We did have a nice rainstorm last week. It was short but so welcomed. We are all praying for more rain. Only a few plants remain in the little garden I planted. Lack of water and the blistering UV of the sun has taken its toll on our hopes for a few home-grown veggies. I am still hopeful that we will yet get a bit of basil, some green beans and tomatoes from all our efforts and investment. The mangoes continue to grow and I suspect in the next 30 days well be having some mango-de-light. See, there is more light coming our way.

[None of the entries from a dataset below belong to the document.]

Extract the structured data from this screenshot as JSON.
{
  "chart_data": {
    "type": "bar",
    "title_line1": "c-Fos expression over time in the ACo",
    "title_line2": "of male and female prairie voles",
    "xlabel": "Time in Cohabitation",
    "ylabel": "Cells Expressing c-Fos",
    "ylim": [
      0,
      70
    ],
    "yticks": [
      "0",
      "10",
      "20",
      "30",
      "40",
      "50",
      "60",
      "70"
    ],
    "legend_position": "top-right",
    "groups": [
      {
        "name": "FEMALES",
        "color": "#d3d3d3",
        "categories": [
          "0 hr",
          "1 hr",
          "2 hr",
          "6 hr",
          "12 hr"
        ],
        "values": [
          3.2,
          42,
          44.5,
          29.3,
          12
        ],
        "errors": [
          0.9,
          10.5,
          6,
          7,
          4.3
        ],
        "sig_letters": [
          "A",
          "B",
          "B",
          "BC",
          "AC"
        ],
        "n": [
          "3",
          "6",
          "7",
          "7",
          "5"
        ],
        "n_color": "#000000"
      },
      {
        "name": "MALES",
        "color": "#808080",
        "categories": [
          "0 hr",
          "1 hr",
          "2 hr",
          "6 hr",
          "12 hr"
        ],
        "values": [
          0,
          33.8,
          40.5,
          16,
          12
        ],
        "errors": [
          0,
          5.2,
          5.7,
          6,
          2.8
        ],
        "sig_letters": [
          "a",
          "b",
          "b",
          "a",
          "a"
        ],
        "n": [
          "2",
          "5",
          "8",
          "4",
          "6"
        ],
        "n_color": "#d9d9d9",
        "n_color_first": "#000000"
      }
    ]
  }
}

We were deeply saddened by the message that our dear friend and sister Myrna Emmett had passed away this week. We have been her home teachers for ten years. Our family loves her as an adopted grandmother. Though we were sad for her death, we were so filled with joy from the light and knowledge we hold that she is now back with her beloved Jim. You go girl! Congratulations! You endured to the end and your reward and joy is sure.
That is the assurance and joy that comes from the light we are helping to turn on here. It is the source of that peace that is shining back from the eyes of the members, children and aged faces of those who know the light and its source.
The Seminary Graduation was Sunday. We had a record breaking 324 in attendance. There were a lot of errors in the certificates, due to the last minute sending in of reports and the difficulty of processing the records. But we got through it, in spite of a major windstorm and power outage - just as the Stake President was starting his remarks. We are looking forward to putting what we learned to work next year and will work towards having over 500 attend and far more certificates and graduations.
This is further evidence that the Church of Jesus Christ of Latter-day Saints is becoming “generational” in Botswana. These seminary and institute students will carry their light and love into a future of service throughout the country and will yet prove to be worthy and capable assets to their families, communities and country.
This week we will head up to Francistown to conduct a youth activity for the Seminary and Institute aged members. We will teach them the fine art of “smoring” after they “light” a fire and have a fireside discussion about the light of the gospel and shining it into the lives of their families and friends. More on that adventure next week.
And now it’s late, we are ready for a little shut eye, I think I will turn out the light…
Oh, yes one more thing. I don’t think it was the light (sun) but I was outside the other morning and when I came in I was a deep purple and scarlet red on my chin and up the sides of my mouth and nose. Obviously I was allergic to something (or someone). There is a picture of just how bad it looked (no pain or itch, just looked bad). I hope that I am not becoming allergic to Sister Cloward. That would be bad. Oh well, she wouldn’t be turning the lights on just to see me if I look that bad for long.
[The pictures Elder Cloward took--will have to be posted later.]